I've been working on a large B2B Customer Relationship Management (CRM) program. One important Key Performance Indicator (KPI) we wanted to develop for the program was the average number of days between orders. We wanted this KPI to determine the customers' usual purchase patterns so we could answer questions such as "Do some customers purchase more often than the average customer?" and "Is the average time between purchases increasing?" (An increase could be a sign that the customer is at risk for leaving the program.)
Determining the average number of days between orders involves finding two consecutive orders from the same customer and calculating the number of days between them. The first solution I tried used a looping algorithm that worked something like this:
- Find the first order for a customer and save the order date in a temporary variable.
- Find the next order and save that order date in a second temporary variable.
- Find the difference between the two dates and save that value.
- Move the second temporary variable's value into the first temporary variable, retrieve the next record, and save that record's order date in the second temporary variable. Find the difference between the two dates and save that value.
- Continue looping through all the records for a customer, comparing the dates from consecutive orders until you encounter the next customer's records.
Not only were the algorithm queries complicated to write, they didn't perform very well. When I tested the algorithm against the FactInternetSales table, it took more than four minutes to complete on my server running SQL Server 2005 SP2. FactInternetSales has only around 60,000 records and 19,000 customers. I knew that the performance of this algorithm would only get worse as these numbers got larger.
I decided to try a different approach. I began by using the ROW_NUMBER function with an OVER clause to get a chronological list of each customer's orders. After I saved the output to a temporary table, I used an INNER JOIN operation to bring adjacent records together. Callout A in Listing 1 shows this query.
Listing 1: DaysBetweenOrders.sql
As Figure 1 shows, the query produces a list of orders sorted by date for each customer and an additional column that specifies the sequence of each order in each customer list.
If you look at the data closely, you'll see that some orders occur on the same day. We needed to have only one order per customer per day because we wanted to measure the average number of days between orders. (You might choose to do this differently depending on the business problem and rules.) So, as callout B shows, I used the GROUP BY statement to get only one order per customer per day. I also eliminated the time portion from the datetime field. I then used a SELECT statement to get the results into a temporary table named #orders. At this point, the results looked like that in Figure 2.
The next step was to join the table to itself (i.e., join Copy1 of the #orders table to Copy2 of the #orders table) in such a way that consecutive orders could get matched, thus making date comparisons simple. The idea was to join the first order to the second order, the second order to the third order, and so on for each customer, as Figure 3 shows. The trick that turned this idea into reality was adding 1 to the RowNumber of Copy1 before joining it to Copy2. That way, a customer's first order is joined to his or her second order.
Figure 3: Matching consecutive orders to make date comparisons simple (click to enlarge)

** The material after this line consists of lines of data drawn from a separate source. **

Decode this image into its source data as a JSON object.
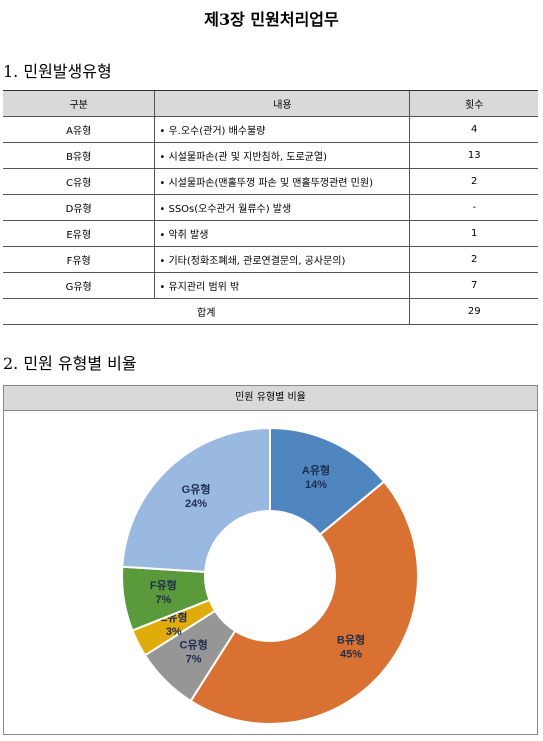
{
  "title": "제3장 민원처리업무",
  "section1": {
    "heading": "1. 민원발생유형"
  },
  "table": {
    "header": [
      "구분",
      "내용",
      "횟수"
    ],
    "rows": [
      [
        "A유형",
        "• 우.오수(관거) 배수불량",
        4
      ],
      [
        "B유형",
        "• 시설물파손(관 및 지반침하, 도로균열)",
        13
      ],
      [
        "C유형",
        "• 시설물파손(맨홀뚜껑 파손 및 맨홀뚜껑관련 민원)",
        2
      ],
      [
        "D유형",
        "• SSOs(오수관거 월류수) 발생",
        "-"
      ],
      [
        "E유형",
        "• 악취 발생",
        1
      ],
      [
        "F유형",
        "• 기타(정화조폐쇄, 관로연결문의, 공사문의)",
        2
      ],
      [
        "G유형",
        "• 유지관리 범위 밖",
        7
      ]
    ],
    "total": [
      "합계",
      29
    ]
  },
  "section2": {
    "heading": "2. 민원 유형별 비율"
  },
  "chart_data": {
    "type": "pie",
    "title": "민원 유형별 비율",
    "donut": true,
    "categories": [
      "A유형",
      "B유형",
      "C유형",
      "E유형",
      "F유형",
      "G유형"
    ],
    "values": [
      14,
      45,
      7,
      3,
      7,
      24
    ],
    "value_labels": [
      "14%",
      "45%",
      "7%",
      "3%",
      "7%",
      "24%"
    ],
    "colors": [
      "#4f86c0",
      "#d97132",
      "#969696",
      "#e0ac0c",
      "#5a9a3b",
      "#9ab9e0"
    ]
  }
}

With the consecutive orders matched, I used the DATEDIFF function to measure the time between them. The beauty of this approach is that you don't have to worry about the endpoints because they take care of themselves. The last order for a customer isn't joined to any order (e.g., customer 11000 order 3 in Copy1 isn't joined to any order in Copy2) and is therefore automatically dropped from the result set.
Callout C in Listing 1 highlights the code that joins the #orders table to itself, matches corresponding orders, and measures the days between those orders. As you can see, the resulting data set is put into the new #BtwnOrders table. If you were to select the records from #BtwnOrders by adding
- SELECT * FROM #BtwnOrders
at the end of the code in callout C, you'd see results like that in Figure 4.
Figure 4: Sample results from running DaysBetweenOrders.sql in its entirety (click to enlarge)
The final step was to use the AVG function in a SELECT statement to calculate the average number of days between orders for each customer. Callout D in Listing 1 shows this code. When you run DaysBetweenOrders.sql in its entirety, you'll get results such as
I found that this solution took less than one second to run against the FactInternetSales table, which is a vast improvement over the four minutes required by the looping algorithm. When I ran this solution against 12 million records for 120,000 customers, it completed in just over two minutes.
You can download DaysBetweenOrders.sql by clicking the 101924.zip hotlink at the top of the page. Using DaysBetweenOrders.sql as a template, you can create your own solution that determines the average number of days between important events, such as customer orders, server failures, support calls, or website visits.